Thursday, August 1, 2013

Emotional and Financial Dependency


Emotional Degradation and Emotional Subjection




Emotional degradation is a form of emotional SM that goes beyond embarrassment or humiliation into the realm of stripping the bottom of self-esteem or inner resources. For many people being embarrassed, humiliated, or even degraded can be very hot. Where to draw the line, and how to be sure that the loss of self-esteem stays under control and does not pervade aspects of life where it is unwanted can be very difficult to assess.

The heavier and riskier forms of this kind of play bring up questions about potentially damaging someone's self-respect both in and out of scene. While many males find it very hot to be told their cocks are small and unsatisfying in scene, and many females and males alike find it very hot to be told they are dirty, disgusting, or too ugly to desire, it would potentially be damaging to reinforce someone's negative self-image. To tell someone that he is stupid, useless, or undesirable may be hot for the person at the time, but it carries a lot of risk if it is repeated daily. It is the responsibility of the partners to consider the long-term self-esteem issues involved and to be sure that this kind of play does not lead into nonconsensual areas that sneak up on the partners over time.

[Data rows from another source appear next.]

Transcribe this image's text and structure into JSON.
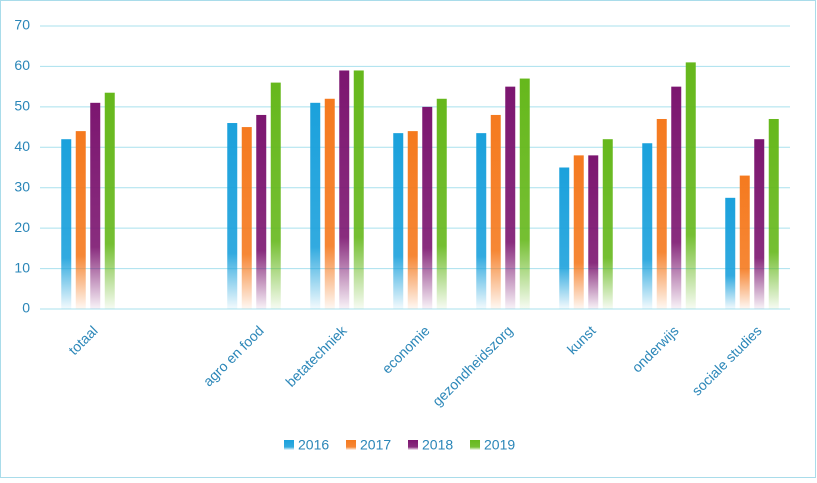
{
  "chart_data": {
    "type": "bar",
    "categories": [
      "totaal",
      null,
      "agro en food",
      "betatechniek",
      "economie",
      "gezondheidszorg",
      "kunst",
      "onderwijs",
      "sociale studies"
    ],
    "series": [
      {
        "name": "2016",
        "color": "#1ba1dc",
        "values": [
          42,
          null,
          46,
          51,
          43.5,
          43.5,
          35,
          41,
          27.5
        ]
      },
      {
        "name": "2017",
        "color": "#f57a1f",
        "values": [
          44,
          null,
          45,
          52,
          44,
          48,
          38,
          47,
          33
        ]
      },
      {
        "name": "2018",
        "color": "#7c1670",
        "values": [
          51,
          null,
          48,
          59,
          50,
          55,
          38,
          55,
          42
        ]
      },
      {
        "name": "2019",
        "color": "#66b81c",
        "values": [
          53.5,
          null,
          56,
          59,
          52,
          57,
          42,
          61,
          47
        ]
      }
    ],
    "ylim": [
      0,
      70
    ],
    "yticks": [
      0,
      10,
      20,
      30,
      40,
      50,
      60,
      70
    ],
    "grid": true
  }
}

More than most kinds of risky play, emotional degradation seems to risk a relationship's crossing the line into abuse. If the submissive or bottom is constantly told he or she is useless or subject to the top/dom's every whim, told to stay home doing the only lowly tasks he or she is good for, devoid of an outside job, school, or independent friends, and otherwise made dependent financially and emotionally on the top/dom for any kind of support or approval, how do the partners know if consent is still being given of free will? Even though such a model of abject subjection and extreme dependency on one's dom or top is appealing to many people, top and bottom alike, there is a substantial long-run risk of entrapment involved. Such relationships can start off with freely given and informed consent, but risk long-run emotional damage as well as the loss of opportunities in life.

Not all such relationships go down such a sad road! But to not think about the risks in advance and periodically reevaluate the situation is foolish.



Blackmail and Financial Subjection


Some people fantasize about being blackmailed. After all, blackmail is a form of control. While this is an extreme form of play that is rarely talked about in public, it does occur consensually. In one variant, the bottom consensually gives the top control over financial resources like bank accounts. If the bottom does not do the top's bidding or maintain whatever agreement was made, the top takes away the resources or reduces the bottom's allotment. In another variant, the top investigates the bottom's life and threatens to reveal unacceptable details to family or an employer unless payment or acquiescent behavior are forthcoming. Obviously, smaller amounts of resources afford less risk. But most of the time I have heard of this kind of play, it involves astonishingly large sums, even a person's entire savings.

Clearly this sort of play risks the top's not returning the resources or using them inappropriately. Disputes, particularly between unmarried lovers, can be hard to resolve. Under ordinary social mores, many would doubt that anyone can possibly give fully informed consent to something so extreme. But it is a fact that people do play this way. For some it is successful play.

Successful forms of this play sometimes entail specific goals for the bottom, such as studying harder at school, losing weight, or more frivolous goals such as the bottom's learning to kneel each night before bed. The palpable reality of actually losing money can be highly motivating as well as erotic. Complete financial dependency or vulnerability can also be a form of erotic control.

There are instances of people losing a lot of money this way. You are very foolish if you think it can't possibly happen to you because your dom or top would never do that to you or because you will never have a dispute with your partner. The person you have negotiated with may be completely serious when it comes to the financial threats involved in whatever contractual arrangements you agree to. In fact, for many, the appeal of this kind of play is inherently intertwined with the top's "badness," seriousness, or unpredictability. On the other hand, there are people in long-term relationships whose subjection or jeopardy does consensually and erotically involve the handing over of such financial reins. After all, many traditional marriages throughout the world involve similar arrangements, with the female having no independent resources. Such arrangements, while they may not appeal to feminists, do not innately preclude happiness or love in life.

If you are considering such an extreme form of play, it makes sense to consider getting a good lawyer to go over any contract you sign. You should also consider the long-term situation you may be putting yourself or your dependents in if you cannot reclaim resources in the event of a broken relationship or contract. I don't know of any court cases to date of anyone suing to reclaim resources surrendered to a dom in such circumstances, but I won't be surprised to hear it come up eventually.Tops and doms can get used as well as bottom and subs, if the negotiations are not clear and mutually acceptable. For the top to provide financial support for the bottom with nothing commensurate granted in return is also unlikely to be tenable in a long-term relationship.